Soyons clairs, maintenant ce qu’il faut demander ce sont les études qui ont permis de commercialiser le Chlordécone et ses produits de formulation sur le marché ; on peut plus jouer, il nous faut renverser la vapeur,

ON POURRAIT S’ARRÊTER LÀ.

L’État détient dans des tiroirs secrets les études qui ont permis à des compagnies, de commercialiser le Chlordécone et ses produits de formulation et d’affirmer qu’il n’y a pas de problème, que ça ne donne pas le cancer de la prostate. Où sont leurs études avant d’en commander d’autres ?

Si le Président de la République Emmanuel MACRON est capable d’obtenir la transparence sur des études qui ont servi, à commercialiser des Képone et Curlone, je ne parle pas seulement du Chlordécone, mais des formulations qui ont été vendues aux Martiniquaises et aux Martiniquais, si on est capable d’obtenir la transparence et ça devrait être possible, ça coûte zéro euro et là on verra le scandale.

Allons droit au but, renversons la situation, demandons à l’État toutes les études qui lui ont permis de commercialiser ces produits, cela nous permettra de mettre en cause sa responsabilité et les responsabilités des multinationales.

Pourquoi l’État ne conduit-il pas des études sur les effets combinés des très nombreuses molécules chimiques présentes dans l’eau du robinet ?

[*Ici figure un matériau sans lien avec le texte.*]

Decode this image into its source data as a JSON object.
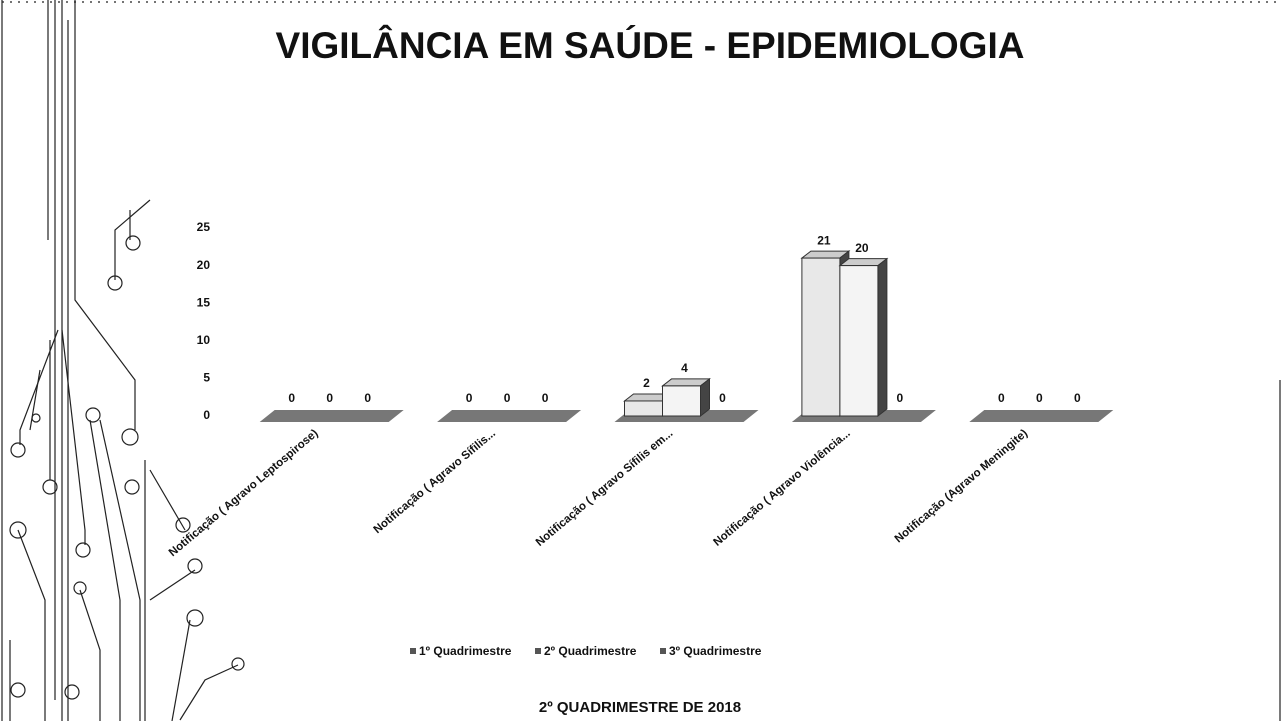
{
  "chart_data": {
    "type": "bar3d",
    "title": "VIGILÂNCIA EM SAÚDE - EPIDEMIOLOGIA",
    "subtitle": "2º QUADRIMESTRE DE 2018",
    "categories": [
      "Notificação ( Agravo Leptospirose)",
      "Notificação ( Agravo Sífilis...",
      "Notificação ( Agravo Sífilis em...",
      "Notificação ( Agravo Violência...",
      "Notificação (Agravo Meningite)"
    ],
    "series": [
      {
        "name": "1º Quadrimestre",
        "color": "#e8e8e8",
        "values": [
          0,
          0,
          2,
          21,
          0
        ]
      },
      {
        "name": "2º Quadrimestre",
        "color": "#f4f4f4",
        "values": [
          0,
          0,
          4,
          20,
          0
        ]
      },
      {
        "name": "3º Quadrimestre",
        "color": "#333333",
        "values": [
          0,
          0,
          0,
          0,
          0
        ]
      }
    ],
    "ylim": [
      0,
      25
    ],
    "yticks": [
      0,
      5,
      10,
      15,
      20,
      25
    ],
    "legend": "bottom"
  }
}
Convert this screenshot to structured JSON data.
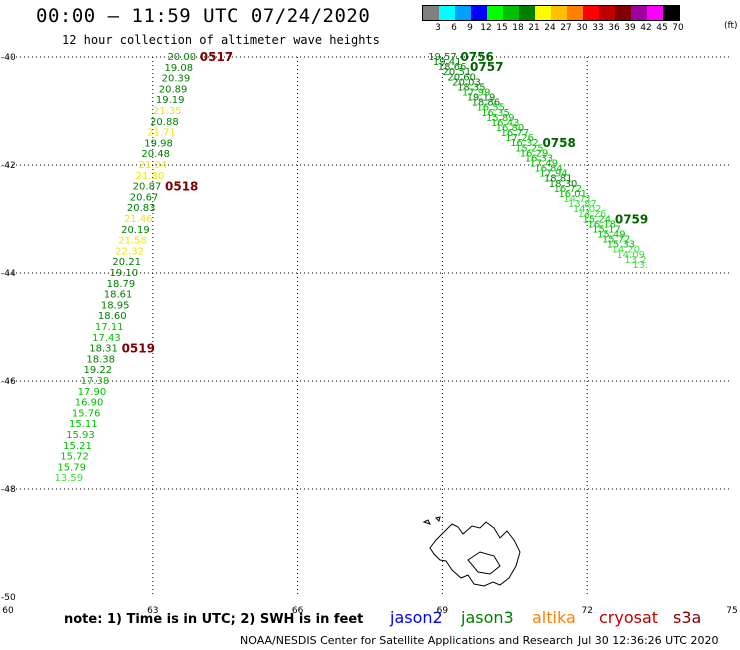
{
  "header": {
    "title": "00:00 — 11:59 UTC 07/24/2020",
    "subtitle": "12 hour collection of altimeter wave heights"
  },
  "legend": {
    "unit_label": "(ft)",
    "bins": [
      {
        "label": "3",
        "color": "#808080"
      },
      {
        "label": "6",
        "color": "#00ffff"
      },
      {
        "label": "9",
        "color": "#00a0ff"
      },
      {
        "label": "12",
        "color": "#0000ff"
      },
      {
        "label": "15",
        "color": "#00ff00"
      },
      {
        "label": "18",
        "color": "#00c000"
      },
      {
        "label": "21",
        "color": "#008000"
      },
      {
        "label": "24",
        "color": "#ffff00"
      },
      {
        "label": "27",
        "color": "#ffc000"
      },
      {
        "label": "30",
        "color": "#ff8000"
      },
      {
        "label": "33",
        "color": "#ff0000"
      },
      {
        "label": "36",
        "color": "#c00000"
      },
      {
        "label": "39",
        "color": "#800000"
      },
      {
        "label": "42",
        "color": "#a000a0"
      },
      {
        "label": "45",
        "color": "#ff00ff"
      },
      {
        "label": "70",
        "color": "#000000"
      }
    ]
  },
  "map": {
    "lon_range": [
      60,
      75
    ],
    "lat_range": [
      -40,
      -50
    ],
    "x_ticks": [
      "60",
      "63",
      "66",
      "69",
      "72",
      "75"
    ],
    "y_ticks": [
      "-40",
      "-42",
      "-44",
      "-46",
      "-48",
      "-50"
    ],
    "gridlines": true,
    "land_feature": "island outline near 69-71E, 48.5-49.8S",
    "tracks": [
      {
        "name": "west_track",
        "start": {
          "lon": 63.6,
          "lat": -40.0
        },
        "step": {
          "lon": -0.06,
          "lat": 0.2
        },
        "values": [
          "20.00",
          "19.08",
          "20.39",
          "20.89",
          "19.19",
          "21.35",
          "20.88",
          "21.71",
          "19.98",
          "20.48",
          "21.04",
          "21.30",
          "20.87",
          "20.67",
          "20.83",
          "21.46",
          "20.19",
          "21.58",
          "22.32",
          "20.21",
          "19.10",
          "18.79",
          "18.61",
          "18.95",
          "18.60",
          "17.11",
          "17.43",
          "18.31",
          "18.38",
          "19.22",
          "17.38",
          "17.90",
          "16.90",
          "15.76",
          "15.11",
          "15.93",
          "15.21",
          "15.72",
          "15.79",
          "13.59"
        ],
        "time_labels": [
          {
            "text": "0517",
            "index": 0,
            "color": "#800000"
          },
          {
            "text": "0518",
            "index": 12,
            "color": "#800000"
          },
          {
            "text": "0519",
            "index": 27,
            "color": "#800000"
          }
        ]
      },
      {
        "name": "east_track",
        "start": {
          "lon": 69.0,
          "lat": -40.0
        },
        "step": {
          "lon": 0.1,
          "lat": 0.0939
        },
        "values": [
          "19.57",
          "19.41",
          "18.66",
          "20.51",
          "20.60",
          "20.03",
          "18.35",
          "17.99",
          "19.19",
          "18.86",
          "16.55",
          "16.35",
          "15.89",
          "16.43",
          "16.80",
          "16.77",
          "17.26",
          "16.32",
          "15.25",
          "16.29",
          "16.33",
          "17.49",
          "16.84",
          "17.94",
          "18.81",
          "18.30",
          "16.72",
          "16.01",
          "14.71",
          "13.87",
          "14.02",
          "14.26",
          "15.24",
          "16.18",
          "15.17",
          "15.49",
          "15.72",
          "15.33",
          "14.20",
          "14.09",
          "13.2",
          "13."
        ],
        "time_labels": [
          {
            "text": "0756",
            "index": 0,
            "color": "#006400"
          },
          {
            "text": "0757",
            "index": 2,
            "color": "#006400"
          },
          {
            "text": "0758",
            "index": 17,
            "color": "#006400"
          },
          {
            "text": "0759",
            "index": 32,
            "color": "#006400"
          }
        ]
      }
    ]
  },
  "footer": {
    "note": "note:  1) Time is in UTC;  2) SWH is in feet",
    "satellites": [
      {
        "label": "jason2",
        "color": "#0000ff"
      },
      {
        "label": "jason3",
        "color": "#008000"
      },
      {
        "label": "altika",
        "color": "#ff8000"
      },
      {
        "label": "cryosat",
        "color": "#c00000"
      },
      {
        "label": "s3a",
        "color": "#800000"
      }
    ],
    "credit": "NOAA/NESDIS Center for Satellite Applications and Research",
    "generated": "Jul 30 12:36:26 UTC 2020"
  }
}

J’ai en mains les résultats d’analyse de l’eau, réalisée par l’ARS, malgré la détection permanente de molécules avec de graves conséquences pour la santé, l’État s’obstine à se polariser sur la Chlordécone. Prenons l’exemple du label zéro chlordécone, c’est une tromperie qui sous-entend que les autres résidus pesticides ne présentent pas de risques.

Cet arbre qui cache la forêt, a comme résultat de détourner la population de sa production locale qui devrait-être pourtant de très bonne qualité quand elle est produite sur des terres propres, sans pesticides et sans eaux d’irrigation polluées. On sait comment détoxifier la terre, l’Eau et les organismes aujourd’hui. Subventionnons ces activités et non les pesticides.
 
Grâce à l’association PUMA, j’ai, avec d’autres collègues scientifiques, tels Charles SULTAN Professeur en endocrinologie, Dominique BELPOMME Professeur en cancérologie et bien d’autres, visité votre très beau pays où tout pousse facilement.

Votre chance c’est d’avoir des agriculteurs responsables, qui connaissent leur métier et leur terre et qui peuvent nourrir la population grâce à leurs productions, malheureusement ils ont été, pendant très longtemps mal conseillés, car pour les producteurs de pesticides, seul ce système chimique reste la solution, préoccupés qu’ils sont par le profit.
 
En revenant aux méthodes biologiques, nous gagnerons en termes de qualité de vie, de recul des maladies chroniques, que vos médecins pourront traiter en se formant à la médecine environnementale afin de leur permettre de suivre leurs patients avec un contrôle régulier de la teneur en résidus pesticides dans leur sang par exemple et détoxifier.
 
C’est un problème purement politique pour atteindre l’objectif de PUMA : faire de la Martinique un pôle d’excellence écologique.